二人で顔を見合わせて、一層不安そうに眉を寄せる。
「ハグリッドは今までも山程面倒を起こしたけど、ダンブルドアは絶対クビにしなかったよ。」
心配そうな顔をする二人に、ロンがそう言った。
「最悪の場合、ハグリッドはスクリュートを始末しなきゃならないだけだろ。あ、失礼……
僕、最悪って言った?最善の間違い。」
心配そうな顔から一転、ハリーもハーマイオニーも笑った。
元気を取り戻したらしい。しっかり昼食を食べて、午後の授業に備える。
午後は「占い学」の授業だ。
やる事は相変わらず星座表や予言で、いつもならつまらなさそうにしているハリーだが、ロンと仲直り出来たので楽しそうである。
名前は再び一人ぼっちになってしまったが、二人の様子を見て安堵しているようだった。
「あたくし、こう思いますのよ。」
二人が始終クスクス笑っているので、トレローニーの機嫌は急降下である。
その声音にはっきりイライラが滲み出ていた。
「あたくし達の中の誰かが。」
言いながらどこか一点をじっと見つめる。
暗がりでよく分からないが、おそらくハリーが座っている方向だ。
「あたくしが昨夜、水晶玉で見たものを、ご自分の目でご覧になれば、それほど不真面目にはいられないかもしれません。
あたくし、ここに座って、レース編みに没頭しておりました時、水晶玉に聞かなければという思いに駆られまして立ち上がりましたの。
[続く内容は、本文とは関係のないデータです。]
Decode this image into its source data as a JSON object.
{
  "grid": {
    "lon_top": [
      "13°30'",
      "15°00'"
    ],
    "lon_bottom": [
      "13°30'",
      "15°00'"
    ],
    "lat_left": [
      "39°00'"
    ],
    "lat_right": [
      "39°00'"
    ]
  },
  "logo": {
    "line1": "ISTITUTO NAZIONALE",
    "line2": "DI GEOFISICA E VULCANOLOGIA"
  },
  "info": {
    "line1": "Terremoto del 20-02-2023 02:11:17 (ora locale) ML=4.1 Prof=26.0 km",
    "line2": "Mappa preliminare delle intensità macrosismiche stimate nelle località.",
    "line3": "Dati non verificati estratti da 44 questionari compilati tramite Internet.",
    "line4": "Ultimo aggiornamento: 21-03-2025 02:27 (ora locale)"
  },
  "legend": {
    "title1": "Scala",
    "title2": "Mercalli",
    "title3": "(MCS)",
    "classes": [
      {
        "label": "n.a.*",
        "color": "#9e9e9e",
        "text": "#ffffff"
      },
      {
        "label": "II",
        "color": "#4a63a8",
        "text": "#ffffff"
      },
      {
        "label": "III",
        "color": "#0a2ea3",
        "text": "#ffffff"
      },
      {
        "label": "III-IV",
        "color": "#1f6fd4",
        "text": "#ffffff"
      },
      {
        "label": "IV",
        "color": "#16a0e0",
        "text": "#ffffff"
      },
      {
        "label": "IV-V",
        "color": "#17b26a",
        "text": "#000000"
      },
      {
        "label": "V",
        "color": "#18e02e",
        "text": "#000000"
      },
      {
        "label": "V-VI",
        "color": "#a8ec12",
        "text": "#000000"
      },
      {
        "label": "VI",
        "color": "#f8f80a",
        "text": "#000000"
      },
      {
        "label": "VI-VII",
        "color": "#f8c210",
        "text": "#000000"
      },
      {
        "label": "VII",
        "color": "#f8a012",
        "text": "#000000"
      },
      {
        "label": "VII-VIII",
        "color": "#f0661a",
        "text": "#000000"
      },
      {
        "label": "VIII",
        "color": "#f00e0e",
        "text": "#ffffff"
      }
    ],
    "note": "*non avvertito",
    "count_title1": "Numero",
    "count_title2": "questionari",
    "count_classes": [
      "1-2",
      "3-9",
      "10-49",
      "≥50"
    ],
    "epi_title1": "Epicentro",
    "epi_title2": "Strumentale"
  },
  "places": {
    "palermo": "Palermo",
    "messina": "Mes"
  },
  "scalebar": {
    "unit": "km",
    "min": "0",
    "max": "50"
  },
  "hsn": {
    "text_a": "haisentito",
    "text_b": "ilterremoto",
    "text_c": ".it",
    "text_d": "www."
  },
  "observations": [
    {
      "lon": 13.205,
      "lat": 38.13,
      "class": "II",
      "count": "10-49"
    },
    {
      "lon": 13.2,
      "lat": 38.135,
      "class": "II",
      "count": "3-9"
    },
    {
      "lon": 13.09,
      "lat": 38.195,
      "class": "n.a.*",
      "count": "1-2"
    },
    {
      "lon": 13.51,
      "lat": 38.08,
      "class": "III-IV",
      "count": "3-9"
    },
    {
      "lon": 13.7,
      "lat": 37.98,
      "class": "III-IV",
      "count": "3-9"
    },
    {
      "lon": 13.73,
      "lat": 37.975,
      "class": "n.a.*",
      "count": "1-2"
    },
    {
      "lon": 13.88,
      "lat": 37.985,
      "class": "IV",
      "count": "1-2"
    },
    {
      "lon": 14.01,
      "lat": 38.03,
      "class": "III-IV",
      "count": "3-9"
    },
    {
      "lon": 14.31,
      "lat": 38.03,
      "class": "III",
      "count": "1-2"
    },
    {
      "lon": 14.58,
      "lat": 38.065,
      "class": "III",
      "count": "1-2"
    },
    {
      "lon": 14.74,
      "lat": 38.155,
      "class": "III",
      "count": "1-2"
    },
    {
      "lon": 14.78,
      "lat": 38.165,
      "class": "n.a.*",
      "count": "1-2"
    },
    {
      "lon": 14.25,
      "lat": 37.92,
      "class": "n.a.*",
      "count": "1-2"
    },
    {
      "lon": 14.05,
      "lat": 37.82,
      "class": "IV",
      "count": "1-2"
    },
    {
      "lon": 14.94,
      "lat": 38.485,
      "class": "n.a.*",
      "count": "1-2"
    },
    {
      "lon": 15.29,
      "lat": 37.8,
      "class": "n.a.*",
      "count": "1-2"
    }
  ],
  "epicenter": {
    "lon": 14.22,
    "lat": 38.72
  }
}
玉の前に座り、水晶の底の底を覗きましたら……あたくしを見詰め返していたものはなんだったとお思い?」
「でっかい眼鏡をかけた醜い年寄りの蝙蝠?」
ロンの呟きが名前の耳にはっきり聞こえた。
「死ですのよ。」
暗がりの中、パーバティとラベンダー両手で口を押さえる様子が何となく見えた。
「そうなのです。」
トレローニーは大仰に頷いた。
「それはやってくる。ますます身近に、それは禿鷹の如く輪を描き、だんだん低く……城の上に、ますます低く……」
トレローニーまたハリーのいる方向を見た。
「もう八十回も同じ事を言ってなけりゃ、少しはパンチが効いたかもしれないけど。」
教室を出て階段を降りる途中、ハリーはそう口を開いた。
「だけど、僕が死ぬって先生が言う度に、一々死んでたら、僕は医学上の奇跡になっちゃうよ。」
「超濃縮ゴーストってとこかな。」
ロンがクックと笑った。
ちょうど「血みどろ男爵」と擦れ違うところだった。
「宿題が出なかっただけ良かったよ。ベクトル先生がハーマイオニーに、がっぽり宿題を出してるといいな。
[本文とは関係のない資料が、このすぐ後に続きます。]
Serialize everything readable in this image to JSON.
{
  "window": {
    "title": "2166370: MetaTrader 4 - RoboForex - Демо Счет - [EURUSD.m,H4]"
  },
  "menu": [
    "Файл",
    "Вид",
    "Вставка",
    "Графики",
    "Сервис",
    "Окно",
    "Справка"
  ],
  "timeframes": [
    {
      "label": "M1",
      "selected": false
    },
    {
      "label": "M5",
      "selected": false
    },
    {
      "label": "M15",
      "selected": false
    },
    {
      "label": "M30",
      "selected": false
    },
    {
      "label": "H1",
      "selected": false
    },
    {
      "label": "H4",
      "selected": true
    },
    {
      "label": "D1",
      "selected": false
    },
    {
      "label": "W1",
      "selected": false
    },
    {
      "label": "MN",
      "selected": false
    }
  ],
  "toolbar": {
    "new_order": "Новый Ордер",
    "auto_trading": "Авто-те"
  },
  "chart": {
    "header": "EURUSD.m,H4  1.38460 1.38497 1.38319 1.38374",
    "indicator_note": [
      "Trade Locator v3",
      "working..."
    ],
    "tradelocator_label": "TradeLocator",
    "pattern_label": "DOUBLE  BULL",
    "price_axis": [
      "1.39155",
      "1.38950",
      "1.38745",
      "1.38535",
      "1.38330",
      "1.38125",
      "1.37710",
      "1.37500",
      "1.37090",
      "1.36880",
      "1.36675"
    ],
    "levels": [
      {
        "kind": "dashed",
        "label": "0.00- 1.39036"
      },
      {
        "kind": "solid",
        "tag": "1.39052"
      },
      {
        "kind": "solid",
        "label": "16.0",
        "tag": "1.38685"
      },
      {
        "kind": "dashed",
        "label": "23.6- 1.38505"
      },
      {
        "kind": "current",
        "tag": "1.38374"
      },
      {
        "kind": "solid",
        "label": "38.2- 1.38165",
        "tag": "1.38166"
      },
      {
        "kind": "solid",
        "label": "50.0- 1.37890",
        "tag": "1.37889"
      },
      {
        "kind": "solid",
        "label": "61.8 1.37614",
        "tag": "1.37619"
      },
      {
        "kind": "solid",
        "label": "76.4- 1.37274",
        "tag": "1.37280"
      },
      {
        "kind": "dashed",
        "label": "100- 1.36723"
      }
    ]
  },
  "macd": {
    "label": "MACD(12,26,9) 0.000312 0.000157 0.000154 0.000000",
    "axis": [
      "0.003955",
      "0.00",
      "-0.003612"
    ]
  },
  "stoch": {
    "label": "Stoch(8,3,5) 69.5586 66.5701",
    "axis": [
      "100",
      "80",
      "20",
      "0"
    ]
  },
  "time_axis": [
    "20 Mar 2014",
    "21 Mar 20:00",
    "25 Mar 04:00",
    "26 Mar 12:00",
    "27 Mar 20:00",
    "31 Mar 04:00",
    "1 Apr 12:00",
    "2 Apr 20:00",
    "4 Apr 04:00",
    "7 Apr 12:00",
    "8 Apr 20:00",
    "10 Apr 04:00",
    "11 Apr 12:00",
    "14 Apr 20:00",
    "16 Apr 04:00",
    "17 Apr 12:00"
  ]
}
あいつが宿題をやってる時、こっちがやる事がないってのがいいねえ……」
夕食の席にハーマイオニーはいなかった。
二人はハーマイオニーを探しに行くと言ったが、名前はムーディとの訓練がある。
二人はそれを分かっていたから、名前をムーディの部屋へ向かうよう促した。
最近は空いた時間は殆ど訓練に使われてしまい、ハリー達と一緒にまったりする時間は無いに等しい。
それをハリー達も、名前自身も感じていた。
けれども身を守る手段なのだから、ほんの少しでもやらないわけにはいかないのだ。